Source: Facebook Q3 2012 Earnings Slides.
One dampener for investor enthusiasm has been Facebook on mobile. $150 million in mobile revenues for the quarter, starting from a base of zero earlier in the year, show these fears were unfounded. As Zuckerberg pointed out in the earnings conference:
Most people underestimate how fundamentally good the trend towards mobile can be for Facebook. This is because there are three trends that are kind of compounded together. First, mobile would give us the opportunity to reach way more people than desktop. Second, people on mobile use Facebook more often. And third, long-term I think we're going to monetize better per amount of time spent on mobile than desktop.
Zuckerberg makes these points as clearly as anyone:
In the coming years there could be billions more smart phones than desktop computers. We already reach more than 1 billion people worldwide, including 600 million on mobile, growing quickly and up from 376 million last year.
Also, mobile users use Facebook more frequently.
Our desktop platform has only a 40% likelihood of using Facebook on a given day. But someone who uses mobile has a 70% likelihood of using Facebook on a given day.
Monetizing the users
Finally, let us answer the multi-billion dollar question, monetization.
The first graph to look at is US & Canada. Here the average revenue has been steadily rising and now stands at $3.40 on a quarterly basis. While Asia and the rest of the world are far behind in the 50c range, this revenue per user has also been increasing.

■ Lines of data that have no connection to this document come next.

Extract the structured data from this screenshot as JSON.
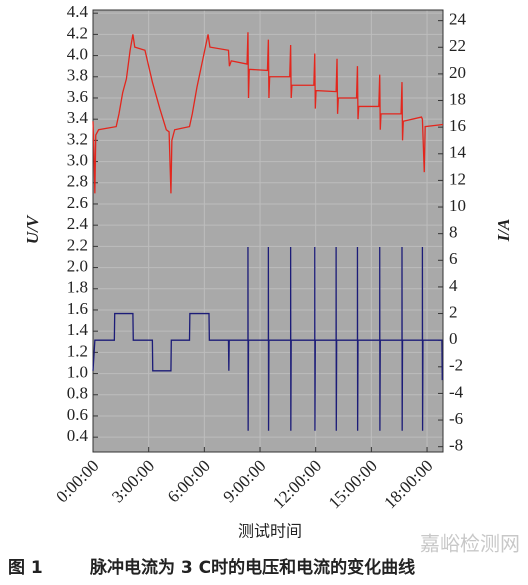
{
  "chart_data": {
    "type": "line",
    "y_label": "U/V",
    "y2_label": "I/A",
    "x_label": "测试时间",
    "figure_label": "图 1",
    "caption": "脉冲电流为 3 C时的电压和电流的变化曲线",
    "watermark": "嘉峪检测网",
    "grid": true,
    "xlim": [
      0,
      18.86
    ],
    "xticks": [
      {
        "value": 0,
        "label": "0:00:00"
      },
      {
        "value": 3,
        "label": "3:00:00"
      },
      {
        "value": 6,
        "label": "6:00:00"
      },
      {
        "value": 9,
        "label": "9:00:00"
      },
      {
        "value": 12,
        "label": "12:00:00"
      },
      {
        "value": 15,
        "label": "15:00:00"
      },
      {
        "value": 18,
        "label": "18:00:00"
      }
    ],
    "ylim": [
      0.26,
      4.43
    ],
    "yticks": [
      0.4,
      0.6,
      0.8,
      {
        "value": 1.0,
        "label": "1.0"
      },
      1.2,
      1.4,
      1.6,
      1.8,
      {
        "value": 2.0,
        "label": "2.0"
      },
      2.2,
      2.4,
      2.6,
      2.8,
      {
        "value": 3.0,
        "label": "3.0"
      },
      3.2,
      3.4,
      3.6,
      3.8,
      {
        "value": 4.0,
        "label": "4.0"
      },
      4.2,
      4.4
    ],
    "y2lim": [
      -8.4,
      24.8
    ],
    "y2ticks": [
      -8,
      -6,
      -4,
      -2,
      0,
      2,
      4,
      6,
      8,
      10,
      12,
      14,
      16,
      18,
      20,
      22,
      24
    ],
    "series": [
      {
        "color": "#e3261d",
        "axis": "y",
        "x": [
          0,
          0.05,
          0.1,
          0.15,
          0.3,
          1.25,
          1.4,
          1.6,
          1.8,
          2.0,
          2.15,
          2.25,
          2.8,
          3.2,
          3.6,
          3.95,
          4.1,
          4.2,
          4.25,
          4.4,
          5.2,
          5.35,
          5.6,
          5.9,
          6.2,
          6.3,
          7.3,
          7.35,
          7.45,
          8.3,
          8.35,
          8.38,
          8.42,
          9.4,
          9.45,
          9.48,
          9.52,
          10.6,
          10.65,
          10.68,
          10.72,
          11.9,
          11.95,
          11.98,
          12.02,
          13.1,
          13.15,
          13.18,
          13.22,
          14.2,
          14.25,
          14.28,
          14.32,
          15.4,
          15.45,
          15.48,
          15.52,
          16.6,
          16.65,
          16.68,
          16.72,
          17.7,
          17.75,
          17.85,
          17.9,
          18.86
        ],
        "values": [
          3.38,
          3.1,
          2.7,
          3.25,
          3.3,
          3.33,
          3.45,
          3.65,
          3.78,
          4.05,
          4.2,
          4.08,
          4.05,
          3.75,
          3.5,
          3.3,
          3.28,
          2.7,
          3.2,
          3.3,
          3.33,
          3.45,
          3.7,
          3.95,
          4.2,
          4.08,
          4.05,
          3.9,
          3.95,
          3.92,
          4.22,
          3.6,
          3.87,
          3.86,
          4.15,
          3.6,
          3.8,
          3.8,
          4.1,
          3.6,
          3.72,
          3.72,
          4.02,
          3.5,
          3.67,
          3.66,
          3.97,
          3.45,
          3.6,
          3.6,
          3.9,
          3.4,
          3.52,
          3.52,
          3.82,
          3.3,
          3.45,
          3.45,
          3.75,
          3.2,
          3.38,
          3.42,
          3.4,
          2.9,
          3.33,
          3.35
        ]
      },
      {
        "color": "#1c1c78",
        "axis": "y2",
        "x": [
          0,
          0.1,
          1.15,
          1.17,
          2.15,
          2.17,
          3.2,
          3.22,
          4.2,
          4.22,
          5.2,
          5.22,
          6.25,
          6.27,
          7.3,
          7.32,
          7.34,
          8.35,
          8.35,
          8.36,
          8.38,
          9.45,
          9.45,
          9.46,
          9.48,
          10.65,
          10.65,
          10.66,
          10.68,
          11.95,
          11.95,
          11.96,
          11.98,
          13.1,
          13.1,
          13.11,
          13.13,
          14.25,
          14.25,
          14.26,
          14.28,
          15.45,
          15.45,
          15.46,
          15.48,
          16.65,
          16.65,
          16.66,
          16.68,
          17.75,
          17.75,
          17.76,
          17.78,
          18.8,
          18.82
        ],
        "values": [
          -2.3,
          0,
          0,
          2,
          2,
          0,
          0,
          -2.3,
          -2.3,
          0,
          0,
          2,
          2,
          0,
          0,
          -2.3,
          0,
          0,
          7,
          -6.8,
          0,
          0,
          7,
          -6.8,
          0,
          0,
          7,
          -6.8,
          0,
          0,
          7,
          -6.8,
          0,
          0,
          7,
          -6.8,
          0,
          0,
          7,
          -6.8,
          0,
          0,
          7,
          -6.8,
          0,
          0,
          7,
          -6.8,
          0,
          0,
          7,
          -6.8,
          0,
          0,
          -3
        ]
      }
    ]
  }
}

Do it stupid or do it smart.
To Zuckerberg's credit, it would have been very easy to try and increase Facebook revenue the stupid way. Given how much criticism the company faced post-IPO on the issue of monetization he could have been forgiven for turning Facebook into an ad ridden site. After all, by some estimates it gets almost one fifth of the entire page views on the internet. With an estimated onlline ad market of $80-$100 billion annually, a one-fifth share would mean about $16-$20 billion of revenue for Facebook.

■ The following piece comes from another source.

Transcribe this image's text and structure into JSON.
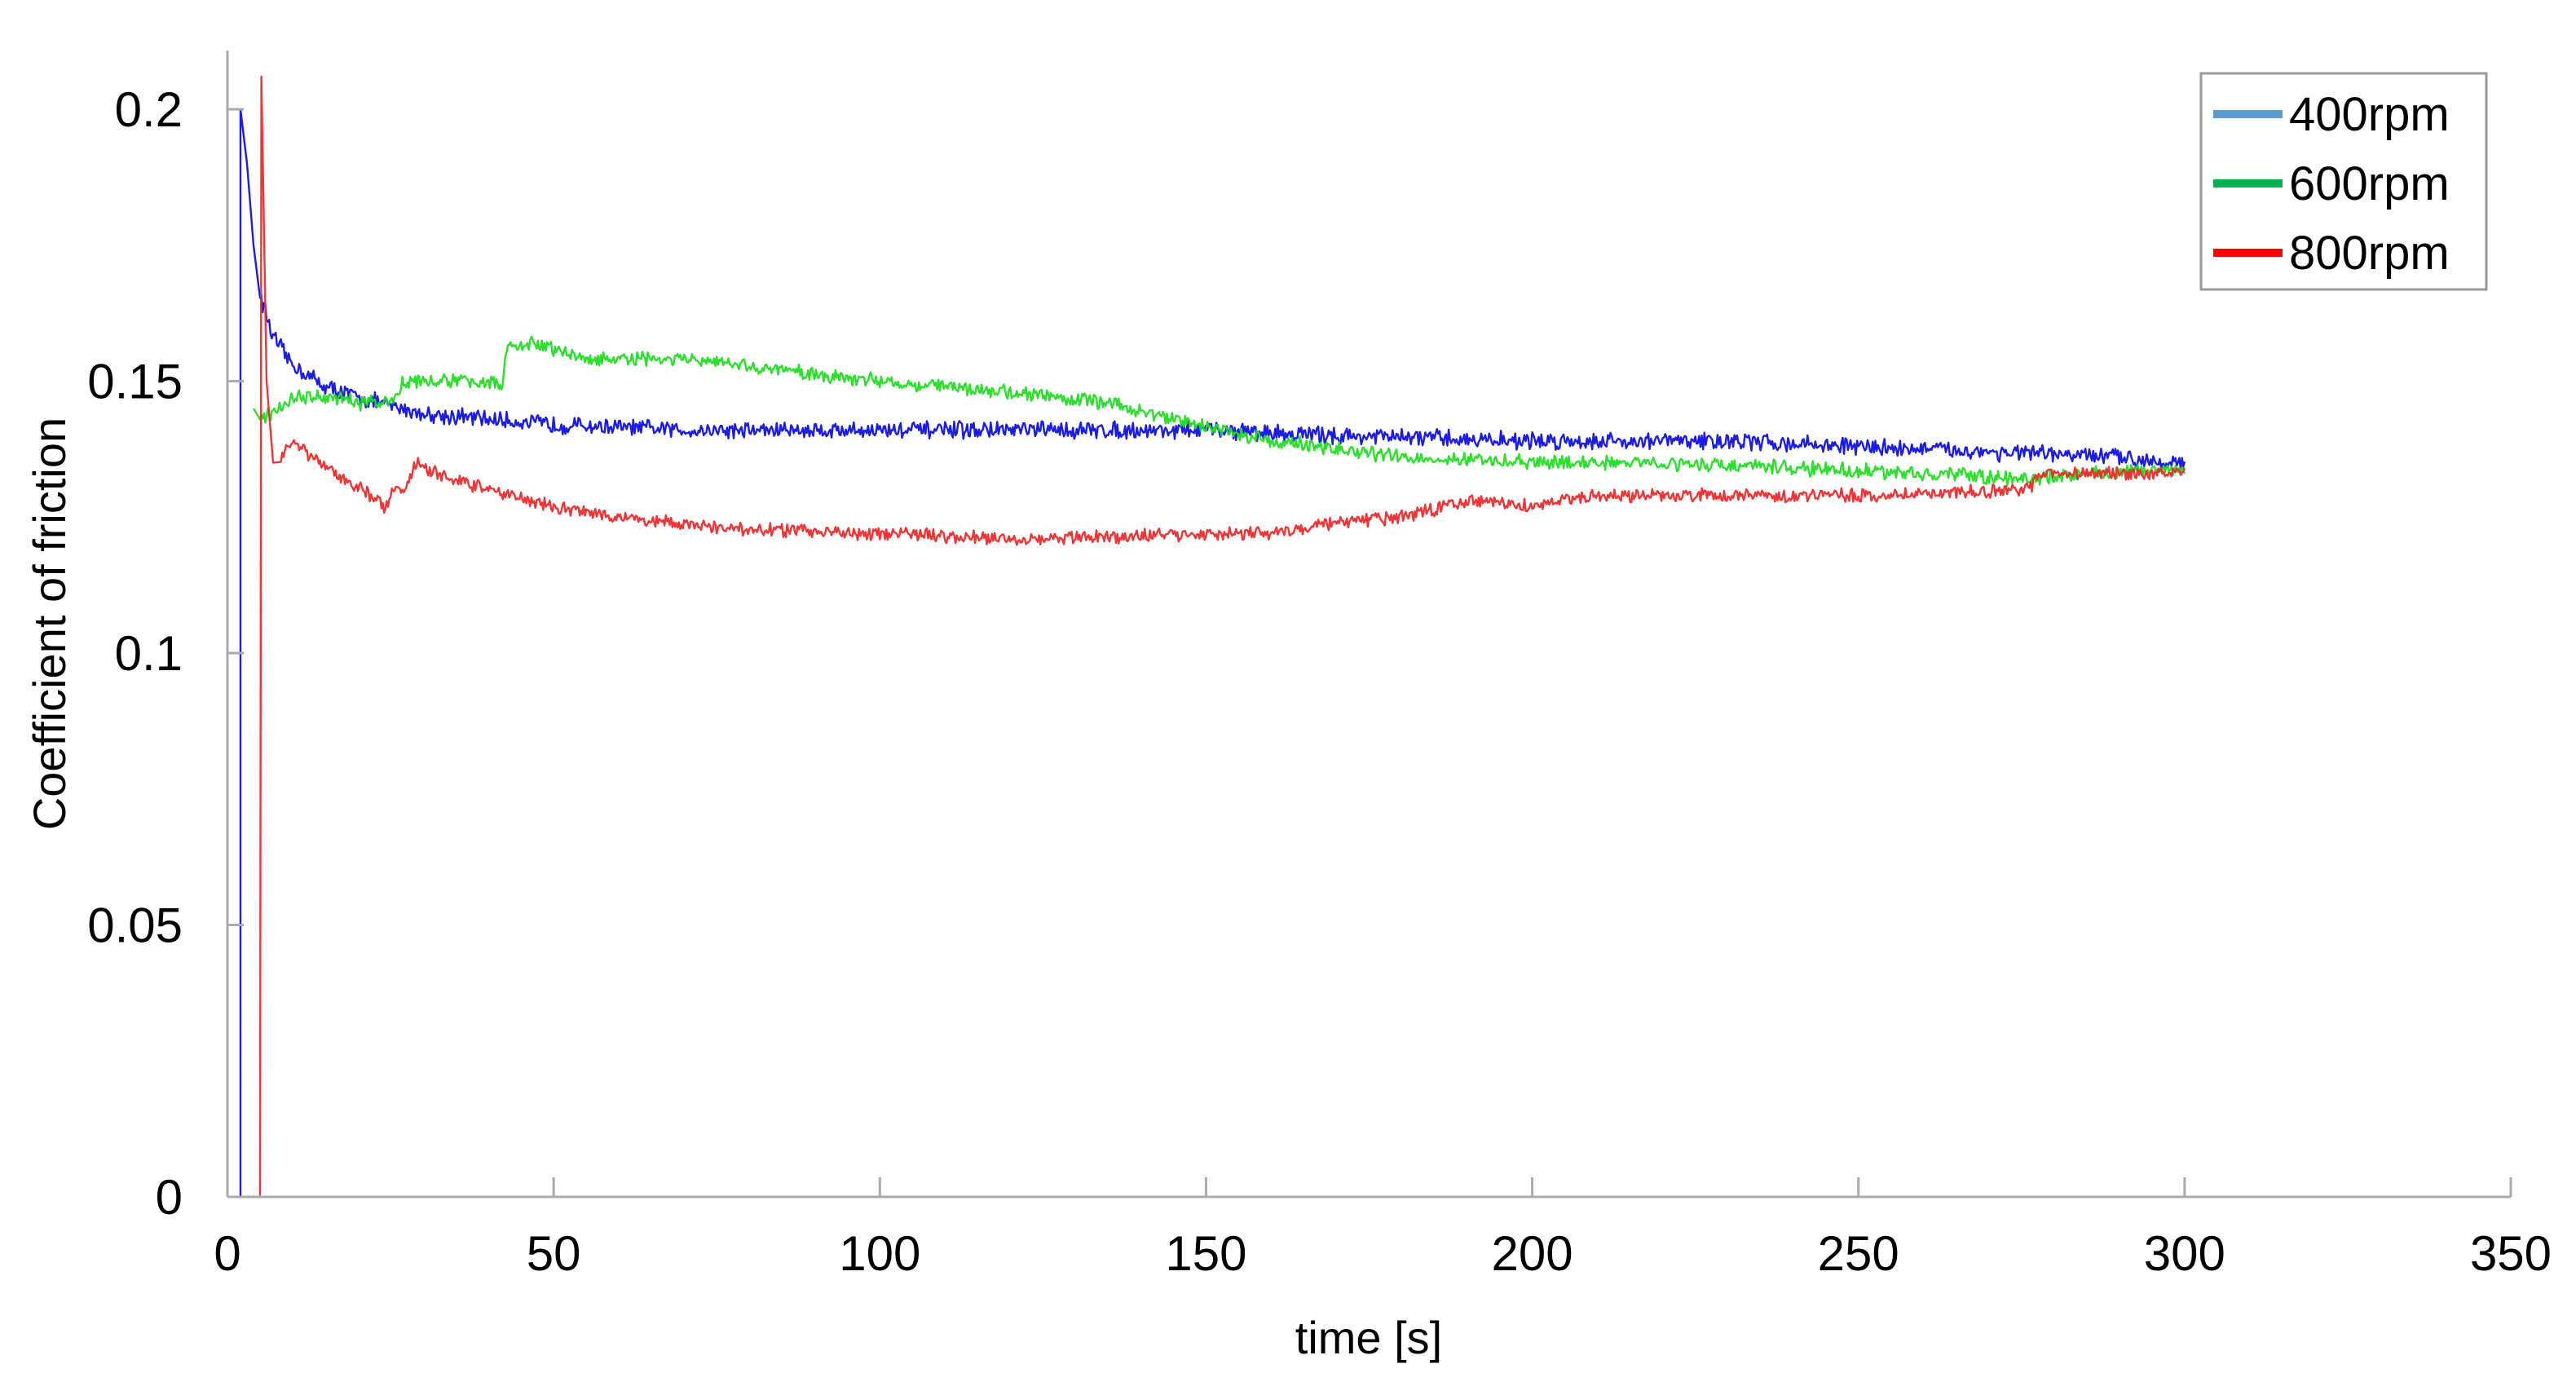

How hard would it have been to throw in a bunch of ads, banner ads, moving ads, full-page ads before you view your page, to drive up short-term revenue? It could also charge companies simply for the privilege of having a presence on Facebook. It is after all a private website and a company is hardly entitled to have a page there for free.
Rather, Zuckerberg has opted for finesse rather than intrusiveness with the long-term view of keeping users happy while gradually increasing monetization. You hardly notice Facebook ads yet Facebook advertising clocked in with over a billion dollars in this last quarter.
The potential remains for it to grab one-fifth of the global online ad revenue, in line with its traffic. However, the company is taking its time to get the ad experience right for Facebook and creating ad vehicles like sponsored stories that only exist in this medium. Facebook is creating an entirely new advertising medium. Over time it would not be surprising to see Facebook rival the ARPU of Google of $29.32. Even Yahoo (NASDAQ:YHOO) is doing $8. Facebook with $1.29 globally for the last quarter is at about $5 annually. But its potential to accelerate this number, as the new advertising paradigm it is creating sinks in, is even higher. With high gross margins exceeding even Google more of that revenue will find its way to the bottom line.
It is not difficult for Facebook to make money. It is simply doing it very deliberately, with great care to not degrade the user experience. In doing so the company is showing remarkable maturity for having a young founder, the same kind of maturity that got it an "A" in financial reporting from Grumpy Old Accountants, who have taken on Groupon (NASDAQ:GRPN) for its feeble accounting practices.
The problem with Facebook is that the story is almost too big and unbelievable to be true. A billion users? Who has a billion users? It is inevitable that investors felt it got over-hyped in the IPO and were feeling let down with the crash. In my opinion Facebook remains a buy at its sub-$25 price if you have a time horizon that is looking at the multi-year story. There will be lot of near term noise with the earnings and lockout expirations and such, but I will be listening carefully to the sound of a billion users logging in to pick up more shares on any weakness.
Disclosure: I am long FB, GOOG, MSFT, GRPN. I wrote this article myself, and it expresses my own opinions. I am not receiving compensation for it (other than from Seeking Alpha). I have no business relationship with any company whose stock is mentioned in this article.